Books In Brief // Local

August 10, 2008|By Diane Scharper | Diane Scharper,Special to the Sun

There's no one right way to write a life story. You can arrange it in chapters or as a series of vignettes. You can present it with or without illustrations. You can approach it from the outside looking in, as found in most biographies. Or you can tell it from an interior perspective, as in most memoirs. But whatever you decide, you must make the people, who are the subjects, come alive. To do that, you must provide a sense of place. In the case of these three books, that place is, to a large or small extent, Baltimore.

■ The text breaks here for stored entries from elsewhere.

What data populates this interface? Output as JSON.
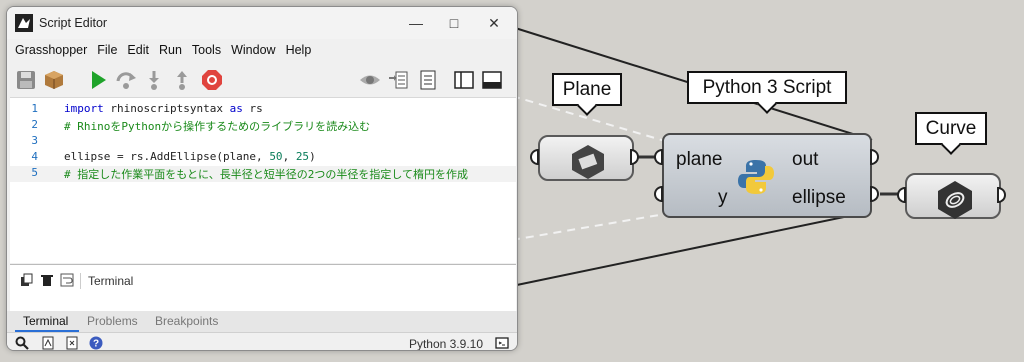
{
  "window": {
    "title": "Script Editor"
  },
  "menu": [
    "Grasshopper",
    "File",
    "Edit",
    "Run",
    "Tools",
    "Window",
    "Help"
  ],
  "code_lines": [
    {
      "n": "1",
      "parts": [
        {
          "t": "import",
          "c": "kw"
        },
        {
          "t": " rhinoscriptsyntax ",
          "c": ""
        },
        {
          "t": "as",
          "c": "kw"
        },
        {
          "t": " rs",
          "c": ""
        }
      ]
    },
    {
      "n": "2",
      "parts": [
        {
          "t": "# RhinoをPythonから操作するためのライブラリを読み込む",
          "c": "cm"
        }
      ]
    },
    {
      "n": "3",
      "parts": []
    },
    {
      "n": "4",
      "parts": [
        {
          "t": "ellipse = rs.AddEllipse(plane, ",
          "c": ""
        },
        {
          "t": "50",
          "c": "nm"
        },
        {
          "t": ", ",
          "c": ""
        },
        {
          "t": "25",
          "c": "nm"
        },
        {
          "t": ")",
          "c": ""
        }
      ]
    },
    {
      "n": "5",
      "parts": [
        {
          "t": "# 指定した作業平面をもとに、長半径と短半径の2つの半径を指定して楕円を作成",
          "c": "cm"
        }
      ]
    }
  ],
  "terminal": {
    "label": "Terminal"
  },
  "tabs": {
    "terminal": "Terminal",
    "problems": "Problems",
    "breakpoints": "Breakpoints"
  },
  "status": {
    "version": "Python 3.9.10"
  },
  "canvas": {
    "plane_bubble": "Plane",
    "python_bubble": "Python 3 Script",
    "curve_bubble": "Curve",
    "in_plane": "plane",
    "in_y": "y",
    "out_out": "out",
    "out_ellipse": "ellipse"
  },
  "colors": {
    "run_green": "#1fa32a",
    "stop_red": "#e0443e",
    "tab_accent": "#2a6fd6"
  }
}
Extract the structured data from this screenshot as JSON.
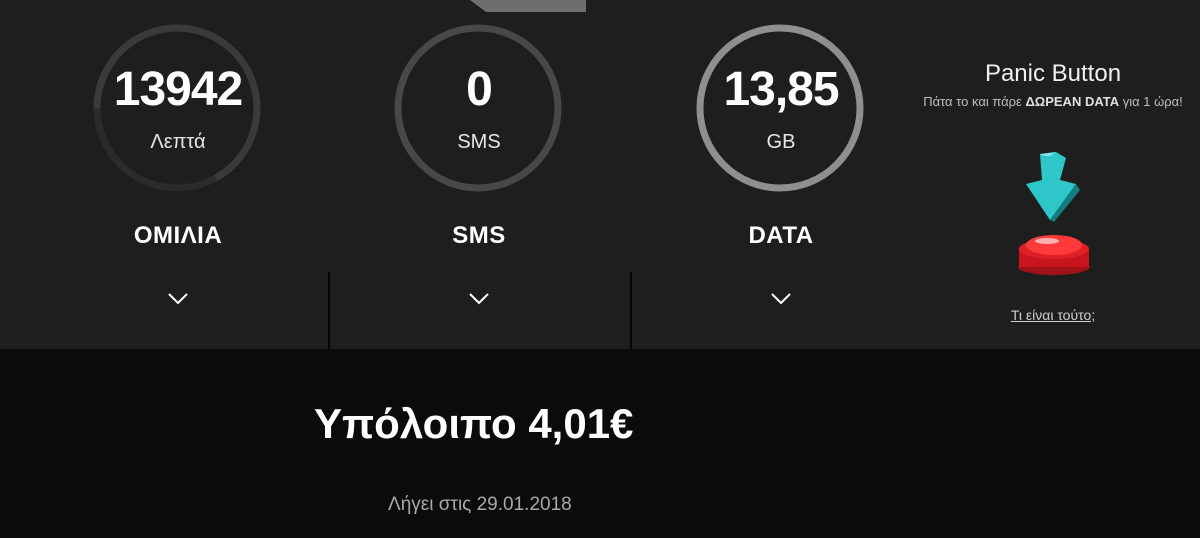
{
  "meters": [
    {
      "id": "voice",
      "value": "13942",
      "unit": "Λεπτά",
      "title": "ΟΜΙΛΙΑ",
      "fill": 0.67,
      "track_color": "#3a3a3a",
      "arc_color": "#3a3a3a"
    },
    {
      "id": "sms",
      "value": "0",
      "unit": "SMS",
      "title": "SMS",
      "fill": 1.0,
      "track_color": "#48484a",
      "arc_color": "#48484a"
    },
    {
      "id": "data",
      "value": "13,85",
      "unit": "GB",
      "title": "DATA",
      "fill": 1.0,
      "track_color": "#8f8f92",
      "arc_color": "#8f8f92"
    }
  ],
  "panic": {
    "title": "Panic Button",
    "sub_prefix": "Πάτα το και πάρε ",
    "sub_bold": "ΔΩΡΕΑΝ DATA",
    "sub_suffix": " για 1 ώρα!",
    "link": "Τι είναι τούτο;"
  },
  "balance": {
    "label": "Υπόλοιπο ",
    "amount": "4,01€",
    "accent": "#e8323c"
  },
  "expiry": "Λήγει στις 29.01.2018"
}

The Cone Sisters of Baltimore: Collecting at Full Tilt By Ellen B. Hirschland and Nancy Hirschland Ramage Northwestern University Press / 279 pages / $34.95

It's hard to imagine two spinsters with little art education investing large sums of money in the splashy pink and blue nudes of Henri Matisse long before they were considered art - let alone valuable. But Dr. Claribel Cone (1864-1929) and her sister Etta (1870-1949) did just that. Their art collection is now housed in the Baltimore Museum of Art - despite disparaging comments from their contemporaries like Hans Schuler, the well-known Baltimore sculptor who believed "modernists' canvases to be the cripples of the art world."

The Cone Sisters of Baltimore by Ellen B. Hirschland (deceased) and her daughter, Nancy Hirschland Ramage, the Cones' niece and great-niece, tells the insider's story of the sisters and their art. Daughters of German-Jewish grocers, who moved to Baltimore from Tennessee, the Cone sisters went to Western Female High School, with Claribel going to Women's Medical College and working in the pathology lab at Johns Hopkins. Etta stayed home to take care of her parents and began collecting art as a way to redecorate the family home. Accompanying her sister on research trips to Europe, Etta befriended Gertrude Stein, who influenced her aesthetic taste and introduced the sisters to Pablo Picasso, Matisse and other luminaries. This is a lavishly illustrated tribute to the two sisters and their vision.

A Persistent Peace: One Man's Struggle for a Nonviolent World By John Dear, S.J. Loyola Press / 400 pages / $22.95

In A Persistent Peace, John Dear, S.J., takes readers inside his life as a modern-day Don Quixote. Dear's story moves from his family home in Bethesda to Duke University, where he had the first of several conversion experiences; to Central and South America; the Middle East; Asia; Africa; and back to the U.S., where he ministered to a dying Philip Berrigan, a former activist priest from Baltimore. When in 1984, Dear joined the Society of Jesus, a Roman Catholic order of priests, he wanted to follow Jesus Christ, which for him meant being a peace activist. But in the eyes of some of his Jesuit superiors, he was a troublemaker.

Undaunted, Dear spent close to 30 years serving in soup kitchens, homeless shelters and prisons. Along the way, he joined the Plowshares Movement, helped to organize campaigns of civil disobedience, attempted to destroy nuclear weapons, protested acts of war, prayed and meditated on the lives of luminaries like Robert Kennedy, the Rev. Martin Luther King Jr., Mahatma Gandhi, Dorothy Day and Mother Teresa. As Dear sees it in this picaresque, rambling account, life isn't about the impossible dream of peace on Earth; it's about making that dream possible.

Friends, Writers, And Other Countrymen By Sidney Offit Thomas Dunne Books / 320 pages / $24.95

At times laugh-out-loud funny, Sidney Offit's Friends, Writers, And Other Countrymen is a collection of short reminiscences. Lacking a narrative structure, the book has an overall chronological progression. It begins in Baltimore, where Offit's nurturing parents supported his passion for literature, although they had little education. His relationship with his father, who was a bookie, was the focus of Offit's previous book, Memoir of the Bookie's Son (1996), for which Offit received glowing reviews. Now nearing 80, Offit met or interviewed nearly everyone who was anyone in the second half of the 20th century and the beginning of the 21st century - including H.L. Mencken, Russell Baker, Tina Brown, Mike Tyson, Harold Macmillan, Tom Wolfe, John Barth and Nathan Lane. Offit's encounters usually went awry and became adventures in what was supposed to happen versus what really happened: He interviewed Robert Frost and was so overwhelmed that he forgot to ask any questions. Ultimately, as Offit remembers his encounters with luminaries from the literary, political and sports worlds, he makes fun of himself and of literary pretensions. He also offers a few hard-won lessons on the value of serendipity.

Diane Scharper teaches English at Towson University. She is the co-editor of the forthcoming "Reading Lips, and Other Ways to Overcome a Disability."